Tak doszli do Holzmarkt (dziś to Targ Drzewny zobacz na mapie Gdańska). Wiatr w uszach szumiał, śnieg wielkimi płatami z nieba spływał, a pieśń po murach kamienic niosła się aż hej!

- Ciszej gałgany! - usłyszeli nagle czyjś głos nieopodal.
Przystanęli, rozejrzeli się i zobaczyli policjanta. Stał nieopodal wejścia do restauracji Alberta i gapił się na nich. Lekko przygarbiony, z wielkim wąsem i w błyszczącej pikielhaubie na głowie, do tego ubrany w ciepły, wełniany płaszcz z metalowymi guzikami, wysokie, czarne buty z wypucowanymi na glanc cholewami i szablę przy pasie.

- Ludzie chcą spać, więc mordy w kubeł! - wycedził przez zęby z marsem na twarzy.
Galle i Schulz przycichli, przestali śpiewać, gadać też im się odechciało i tylko cichcem jakieś uwagi między sobą wymienili.

Dworzec Gdański zimą 1917 r.
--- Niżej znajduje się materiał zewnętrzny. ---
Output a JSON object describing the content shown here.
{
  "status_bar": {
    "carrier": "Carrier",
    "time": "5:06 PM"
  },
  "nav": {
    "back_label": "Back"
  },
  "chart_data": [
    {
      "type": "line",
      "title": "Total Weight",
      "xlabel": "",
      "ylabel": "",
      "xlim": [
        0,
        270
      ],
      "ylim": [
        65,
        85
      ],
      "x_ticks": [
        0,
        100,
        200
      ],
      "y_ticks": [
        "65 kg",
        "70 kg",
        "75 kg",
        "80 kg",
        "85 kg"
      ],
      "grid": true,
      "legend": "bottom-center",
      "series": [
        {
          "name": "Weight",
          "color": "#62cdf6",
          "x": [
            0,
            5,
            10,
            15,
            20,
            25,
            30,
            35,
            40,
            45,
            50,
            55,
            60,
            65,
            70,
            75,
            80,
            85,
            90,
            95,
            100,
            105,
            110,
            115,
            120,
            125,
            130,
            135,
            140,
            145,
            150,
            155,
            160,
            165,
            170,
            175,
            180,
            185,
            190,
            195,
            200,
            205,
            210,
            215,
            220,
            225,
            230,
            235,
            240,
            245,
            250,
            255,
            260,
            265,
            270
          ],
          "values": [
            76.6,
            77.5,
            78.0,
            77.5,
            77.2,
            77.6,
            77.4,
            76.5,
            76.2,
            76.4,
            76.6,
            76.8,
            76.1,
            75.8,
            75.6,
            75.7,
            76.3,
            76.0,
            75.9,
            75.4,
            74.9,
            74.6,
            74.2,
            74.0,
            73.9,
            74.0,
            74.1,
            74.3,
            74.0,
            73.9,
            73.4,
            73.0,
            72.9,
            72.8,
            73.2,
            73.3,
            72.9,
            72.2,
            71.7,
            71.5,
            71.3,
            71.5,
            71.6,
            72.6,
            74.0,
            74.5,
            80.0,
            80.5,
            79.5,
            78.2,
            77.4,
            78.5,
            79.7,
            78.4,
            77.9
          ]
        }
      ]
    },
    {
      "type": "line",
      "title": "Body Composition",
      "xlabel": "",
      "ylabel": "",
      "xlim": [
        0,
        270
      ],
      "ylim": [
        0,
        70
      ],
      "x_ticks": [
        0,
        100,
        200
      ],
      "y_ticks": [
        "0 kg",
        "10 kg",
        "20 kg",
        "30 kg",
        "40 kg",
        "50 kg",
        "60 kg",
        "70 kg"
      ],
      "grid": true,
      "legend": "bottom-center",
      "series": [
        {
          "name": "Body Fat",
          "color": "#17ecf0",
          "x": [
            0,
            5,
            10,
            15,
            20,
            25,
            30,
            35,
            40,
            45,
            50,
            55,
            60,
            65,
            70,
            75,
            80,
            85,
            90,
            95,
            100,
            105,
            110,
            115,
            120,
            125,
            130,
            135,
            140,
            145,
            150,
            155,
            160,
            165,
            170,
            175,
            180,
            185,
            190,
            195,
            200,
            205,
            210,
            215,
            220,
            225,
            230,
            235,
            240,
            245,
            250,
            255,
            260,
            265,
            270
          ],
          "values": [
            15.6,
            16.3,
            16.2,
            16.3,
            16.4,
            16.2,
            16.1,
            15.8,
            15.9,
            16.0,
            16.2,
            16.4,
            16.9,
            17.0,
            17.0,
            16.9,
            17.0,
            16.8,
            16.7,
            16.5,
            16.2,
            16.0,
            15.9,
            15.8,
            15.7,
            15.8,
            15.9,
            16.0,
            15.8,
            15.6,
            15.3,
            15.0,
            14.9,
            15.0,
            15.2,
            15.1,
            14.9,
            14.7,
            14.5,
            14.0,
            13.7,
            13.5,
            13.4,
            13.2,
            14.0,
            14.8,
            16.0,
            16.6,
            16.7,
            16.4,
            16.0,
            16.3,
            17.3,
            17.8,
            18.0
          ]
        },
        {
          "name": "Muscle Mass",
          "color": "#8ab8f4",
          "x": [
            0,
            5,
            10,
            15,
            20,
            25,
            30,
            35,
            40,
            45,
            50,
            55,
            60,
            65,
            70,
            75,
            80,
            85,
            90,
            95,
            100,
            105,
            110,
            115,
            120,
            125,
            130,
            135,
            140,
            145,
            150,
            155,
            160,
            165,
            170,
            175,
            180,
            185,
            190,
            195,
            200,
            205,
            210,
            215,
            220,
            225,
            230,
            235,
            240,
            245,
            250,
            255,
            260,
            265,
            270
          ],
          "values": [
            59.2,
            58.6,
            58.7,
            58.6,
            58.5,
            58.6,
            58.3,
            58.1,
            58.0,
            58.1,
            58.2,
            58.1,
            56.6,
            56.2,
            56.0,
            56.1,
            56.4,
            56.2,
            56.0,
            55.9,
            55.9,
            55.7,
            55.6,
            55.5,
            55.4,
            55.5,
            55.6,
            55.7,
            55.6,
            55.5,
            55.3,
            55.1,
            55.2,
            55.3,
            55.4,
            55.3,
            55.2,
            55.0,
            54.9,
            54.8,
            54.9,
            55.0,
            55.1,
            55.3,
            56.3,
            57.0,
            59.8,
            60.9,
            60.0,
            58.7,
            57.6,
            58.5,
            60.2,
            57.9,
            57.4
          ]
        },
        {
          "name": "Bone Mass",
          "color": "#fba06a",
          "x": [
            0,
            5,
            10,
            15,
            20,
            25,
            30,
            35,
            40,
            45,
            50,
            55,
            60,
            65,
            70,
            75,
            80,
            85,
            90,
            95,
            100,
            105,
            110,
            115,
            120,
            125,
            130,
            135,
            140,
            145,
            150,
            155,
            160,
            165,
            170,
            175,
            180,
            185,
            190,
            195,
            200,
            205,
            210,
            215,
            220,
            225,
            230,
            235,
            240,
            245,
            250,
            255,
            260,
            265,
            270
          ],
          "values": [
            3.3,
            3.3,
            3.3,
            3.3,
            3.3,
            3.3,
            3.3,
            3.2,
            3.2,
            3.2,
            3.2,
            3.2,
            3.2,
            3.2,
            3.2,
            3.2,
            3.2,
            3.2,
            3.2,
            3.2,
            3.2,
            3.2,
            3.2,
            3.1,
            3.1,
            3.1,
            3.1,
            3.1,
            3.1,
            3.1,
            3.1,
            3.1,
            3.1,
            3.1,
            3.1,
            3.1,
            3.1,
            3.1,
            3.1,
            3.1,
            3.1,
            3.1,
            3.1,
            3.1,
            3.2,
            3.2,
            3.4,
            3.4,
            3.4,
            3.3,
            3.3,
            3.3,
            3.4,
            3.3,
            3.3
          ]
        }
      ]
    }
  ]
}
Dworzec Gdański zimą 1917 r.
Co innego Klatt. Ani myślał się zamknąć, a ponieważ przypomniał sobie właśnie nową piosnkę ze wsi, więc zaczął nucić. Najpierw cicho, ledwo pod nosem śpiewał, później jednak coraz głośniej, a policjant patrzył poirytowany. W końcu wąsa przygryzł, czoło zmarszczył i szybkim krokiem ruszył w stronę pijanego.

Za kołnierz chciał Klatta złapać i na posterunek poprowadzić, ale tamten w bok uskoczył. Kilkoma susami przebiegł przez ulicę, przeskoczył przez pryzmę śniegu i pewno umknąłby, gdyby nie chwiejny krok i śliskie buty. Ledwo przez największy śnieg przebrnął, pośliznął się nagle, zachwiał i nosem w zaspę zarył.

- Nie uciekniesz mi! - krzyknął policjant z triumfem i pędem do niego doskoczył.
Za poły kurtki chciał go złapać, ale Klatt tak nogami wierzgał i rękoma w powietrzu wywijał, że nie sposób było do niego podejść. Gdy policjant z prawej go zaszedł, ten kopnął go w kostkę i niemal na ziemię przewrócił. Kiedy z lewej chciał go złapać, Klatt w kolano go zdzielił, a później pięścią w oko tak trzepnął, że aż krew pociekła. Nie było rady! Instrukcja służby patrolowej określała, że w przypadku tak zajadłego oporu stróż prawa ma prawo sięgnąć po szablę.

Pomogło! Kilka uderzeń płaską stroną klingi przywołało Klatta do porządku, poskutkowała też groźba wezwania wozu patrolowego i przybycie z pomocą żandarma z placu przed Teatrem Miejskim. Klatt uspokoił się, dał się nawet zakuć w kajdanki, dumny, że policjantowi przyłożył.

* * *


Wydawało się, że policjantowi Eycke nic poważnego się nie stało. Chodzić mógł, skakać też dałby radę, tyle że prawe oko mocno krwawiło. Chusta, którą do rany przykładał, krwią nasiąkła, a do tego ból pod powieką się nasilił. Był tak przejmujący, że ulgę przynosił tylko śnieg, który do rany przykładał.
Nie był w stanie aresztanta do Baszty Kotwiczników doprowadzić, oddał go więc pod nadzór kolegów, a sam do lekarza poszedł.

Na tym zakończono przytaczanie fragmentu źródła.